Skepchick recently posted an article entitled “It Is Completely Unsurprising That Women Avoid Promotions at Work”. Long story short, a Harvard research team released the results of a study that concluded “Compared to men, women view professional advancement as equally attainable, but less desirable.”
In my career, I was promoted to a lead position, and unceremoniously released from said position. Here are a few of the things I learned.
- Being a lead is a lot more work, but not necessarily a lot more rewarding. I was very excited when I was promoted a lead at my job. I was being recognized for being good at what I do. The excitement quickly wore off as I was drowned in mundane management tasks.
- As an engineer, going into management early isn’t necessarily a good thing. I was promoted to a lead a year and a half after college. I ended up having to deal with resentment as the people under me had time to do engineering work and learn more technical skills.
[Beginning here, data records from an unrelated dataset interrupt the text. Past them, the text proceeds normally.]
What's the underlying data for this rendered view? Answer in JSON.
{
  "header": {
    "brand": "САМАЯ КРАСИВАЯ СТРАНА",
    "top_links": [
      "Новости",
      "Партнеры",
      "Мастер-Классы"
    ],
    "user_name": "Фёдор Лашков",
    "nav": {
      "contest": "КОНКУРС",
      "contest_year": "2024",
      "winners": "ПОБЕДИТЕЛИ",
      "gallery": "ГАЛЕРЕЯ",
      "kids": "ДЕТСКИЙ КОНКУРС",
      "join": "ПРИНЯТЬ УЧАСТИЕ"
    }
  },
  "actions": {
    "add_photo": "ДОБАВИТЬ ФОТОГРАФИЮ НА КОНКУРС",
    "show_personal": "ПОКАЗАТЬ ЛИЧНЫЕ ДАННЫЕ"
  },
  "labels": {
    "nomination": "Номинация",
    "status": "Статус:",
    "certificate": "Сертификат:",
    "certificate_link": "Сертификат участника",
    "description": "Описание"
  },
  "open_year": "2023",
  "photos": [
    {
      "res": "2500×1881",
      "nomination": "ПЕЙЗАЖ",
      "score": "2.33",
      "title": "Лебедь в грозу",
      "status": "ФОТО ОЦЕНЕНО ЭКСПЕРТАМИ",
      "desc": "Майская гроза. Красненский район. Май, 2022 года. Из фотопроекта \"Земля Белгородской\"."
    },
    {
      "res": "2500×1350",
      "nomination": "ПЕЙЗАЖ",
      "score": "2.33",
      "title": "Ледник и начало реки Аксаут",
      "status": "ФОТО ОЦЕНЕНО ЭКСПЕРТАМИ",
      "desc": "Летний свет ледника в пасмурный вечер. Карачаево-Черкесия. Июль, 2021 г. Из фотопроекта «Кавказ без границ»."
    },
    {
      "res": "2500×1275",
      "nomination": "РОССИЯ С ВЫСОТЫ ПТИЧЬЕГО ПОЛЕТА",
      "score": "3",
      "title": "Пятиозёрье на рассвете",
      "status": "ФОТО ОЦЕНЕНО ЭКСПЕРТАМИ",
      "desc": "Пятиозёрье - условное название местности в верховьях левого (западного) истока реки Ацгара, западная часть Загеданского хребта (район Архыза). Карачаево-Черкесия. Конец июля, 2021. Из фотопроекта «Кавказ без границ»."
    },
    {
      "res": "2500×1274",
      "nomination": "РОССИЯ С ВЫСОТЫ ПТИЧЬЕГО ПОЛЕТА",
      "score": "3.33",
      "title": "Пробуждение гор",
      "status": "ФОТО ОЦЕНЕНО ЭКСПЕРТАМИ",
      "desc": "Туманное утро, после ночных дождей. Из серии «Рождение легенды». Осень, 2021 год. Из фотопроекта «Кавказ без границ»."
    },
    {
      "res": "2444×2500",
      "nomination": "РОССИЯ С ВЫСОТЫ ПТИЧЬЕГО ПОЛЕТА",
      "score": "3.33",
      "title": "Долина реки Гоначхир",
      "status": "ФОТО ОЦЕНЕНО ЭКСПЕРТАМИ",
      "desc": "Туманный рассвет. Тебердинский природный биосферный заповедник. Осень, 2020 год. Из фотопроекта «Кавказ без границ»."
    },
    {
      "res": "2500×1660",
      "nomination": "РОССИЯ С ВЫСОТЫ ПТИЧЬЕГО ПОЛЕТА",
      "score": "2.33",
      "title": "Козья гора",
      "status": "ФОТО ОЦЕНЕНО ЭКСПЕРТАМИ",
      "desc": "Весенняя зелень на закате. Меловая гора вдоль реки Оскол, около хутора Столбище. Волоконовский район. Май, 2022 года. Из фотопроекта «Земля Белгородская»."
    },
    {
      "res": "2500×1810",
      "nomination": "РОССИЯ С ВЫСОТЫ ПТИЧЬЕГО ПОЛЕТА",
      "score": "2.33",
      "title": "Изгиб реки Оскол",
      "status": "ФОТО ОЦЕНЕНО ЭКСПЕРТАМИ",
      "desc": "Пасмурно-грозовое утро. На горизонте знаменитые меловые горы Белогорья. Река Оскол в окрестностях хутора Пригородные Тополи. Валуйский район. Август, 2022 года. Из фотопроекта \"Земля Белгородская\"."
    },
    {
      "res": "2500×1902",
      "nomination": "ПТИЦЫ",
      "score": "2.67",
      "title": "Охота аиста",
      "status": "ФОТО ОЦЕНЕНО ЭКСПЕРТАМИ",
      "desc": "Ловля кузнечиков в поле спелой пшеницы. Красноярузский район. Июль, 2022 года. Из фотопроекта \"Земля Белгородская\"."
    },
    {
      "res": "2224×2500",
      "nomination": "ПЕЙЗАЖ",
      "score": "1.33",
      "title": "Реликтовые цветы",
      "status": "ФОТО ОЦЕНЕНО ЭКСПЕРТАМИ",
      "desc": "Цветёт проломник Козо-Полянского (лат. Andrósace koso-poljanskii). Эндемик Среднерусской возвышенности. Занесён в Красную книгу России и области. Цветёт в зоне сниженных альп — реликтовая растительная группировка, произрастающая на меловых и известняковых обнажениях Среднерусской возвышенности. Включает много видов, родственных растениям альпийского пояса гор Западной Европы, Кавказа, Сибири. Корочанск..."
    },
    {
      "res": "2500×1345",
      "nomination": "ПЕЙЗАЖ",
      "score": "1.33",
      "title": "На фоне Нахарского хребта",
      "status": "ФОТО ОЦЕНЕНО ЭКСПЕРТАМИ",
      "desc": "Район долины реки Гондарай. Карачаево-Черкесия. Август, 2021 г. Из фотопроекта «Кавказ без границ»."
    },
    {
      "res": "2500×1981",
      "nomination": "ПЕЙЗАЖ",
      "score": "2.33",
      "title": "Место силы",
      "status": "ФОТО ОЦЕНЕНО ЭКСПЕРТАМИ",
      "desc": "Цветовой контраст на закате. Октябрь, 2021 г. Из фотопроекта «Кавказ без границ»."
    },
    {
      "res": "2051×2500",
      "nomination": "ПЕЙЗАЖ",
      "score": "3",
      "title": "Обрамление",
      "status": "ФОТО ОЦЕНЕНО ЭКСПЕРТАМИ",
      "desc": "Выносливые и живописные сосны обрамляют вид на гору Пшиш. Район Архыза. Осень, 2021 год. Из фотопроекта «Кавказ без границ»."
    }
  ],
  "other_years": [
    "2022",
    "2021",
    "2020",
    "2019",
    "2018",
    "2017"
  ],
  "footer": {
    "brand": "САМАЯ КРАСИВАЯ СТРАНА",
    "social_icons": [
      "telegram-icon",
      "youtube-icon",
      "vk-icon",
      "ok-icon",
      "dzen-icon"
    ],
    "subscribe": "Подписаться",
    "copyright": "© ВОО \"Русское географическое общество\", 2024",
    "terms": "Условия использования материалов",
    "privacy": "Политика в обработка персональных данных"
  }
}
It was during this time that I realized how much I liked the work of engineering, and I wasn’t completely in it for the money.
- Men can and will interrupt you all the time. It was really difficult for me in client meetings, because everything I said had to be backed up by my older, male counterpart. I don’t know how much of this had to do with my experience level or with my gender. My guess is both. I have since learned to be louder, repeat myself, and claim my ideas if someone else repeats them.
- Again, men will interrupt you often. The engineers I managed were all men, and had little sense of my time constraints. I had to set up “office hours” so that I wasn’t interrupted every 15 minutes.
- Not being a lead was way better for my health. I am happier now that I only work 40 hours with overtime occasionally instead of all the time. Setting boundaries is much easier now.
- I get comments on my voice and appearance all the time. This has nothing to do with being a lead and everything to do with being in a profession dominated by men. Once I was told I sounded like someone’s granddaughter on the phone. Another time, an electrician declared me a “certified hottie.” The same person also said to me, “Not only are you pretty, but you are smart, too.”
- I am lucky to have a supportive partner that splits household tasks with me. He is capable of caring for himself as he has done so for the last 10-15 years of his life. We try to split cooking responsibilities evenly, but he ends up cooking 75% of the time. To be fair, I usually do all the laundry, but that’s because I have complicated sorting, detergent, and temperature rules.
Is it worth it to go into management? In my opinion, it isn’t.
Also, Men’s Rights Activists can take a flying leap.